Yeah, I mean, my impression is that this is an agent that will be used in patients with schizophrenia. I think the difference is with regards to toxicity are really stark in favor of this drug. It's also a drug that has the potential to be effective in multiple other indications, and so we will see other indications coming through as PMS develops this drug, and we will partner with them on other indications. But with regards to schizophrenia, we think that this is kind of a, you know, sort of a quantum leap with regards to the side effects, including tardive dyskinesia and all the metabolic side effects that we're seeing with the classical antipsychotics. So, our impression is that this will be used de novo. And there's really data that goes now beyond 52 weeks, you know, showing that this safety profile really is maintained over the long term. Therefore, the logical conclusion is that it should become the treatment of choice.

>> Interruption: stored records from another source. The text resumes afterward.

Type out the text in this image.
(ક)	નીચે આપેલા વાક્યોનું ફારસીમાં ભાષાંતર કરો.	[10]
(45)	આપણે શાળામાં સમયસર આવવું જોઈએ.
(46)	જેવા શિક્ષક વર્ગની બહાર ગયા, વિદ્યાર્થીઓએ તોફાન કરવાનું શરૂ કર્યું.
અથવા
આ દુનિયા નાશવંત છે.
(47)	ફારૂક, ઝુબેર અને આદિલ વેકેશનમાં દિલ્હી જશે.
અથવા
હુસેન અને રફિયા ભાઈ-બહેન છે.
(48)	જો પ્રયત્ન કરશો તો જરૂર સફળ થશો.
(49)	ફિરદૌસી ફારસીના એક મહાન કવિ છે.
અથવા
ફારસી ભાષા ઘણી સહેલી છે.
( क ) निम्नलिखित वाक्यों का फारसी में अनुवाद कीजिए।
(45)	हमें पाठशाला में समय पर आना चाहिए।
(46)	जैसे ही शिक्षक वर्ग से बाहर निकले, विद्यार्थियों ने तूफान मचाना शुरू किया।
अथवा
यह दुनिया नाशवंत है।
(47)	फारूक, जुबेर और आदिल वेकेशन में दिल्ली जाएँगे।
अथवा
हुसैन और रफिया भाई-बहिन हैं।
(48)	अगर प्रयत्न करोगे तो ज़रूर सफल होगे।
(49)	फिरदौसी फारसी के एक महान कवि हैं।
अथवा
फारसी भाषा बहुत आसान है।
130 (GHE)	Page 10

Got it. Thanks for the very comprehensive answers. That concludes my question. Thank you.

Thank you for the question. There are no more questions on the line. I'd like to hand the call back to management for closing.

Thank you, operator. I want to thank everyone. for taking the time to join us on the call today. We appreciate your support. Look forward to updating you again after the second quarter of 2025.

Operator, you may now disconnect this call.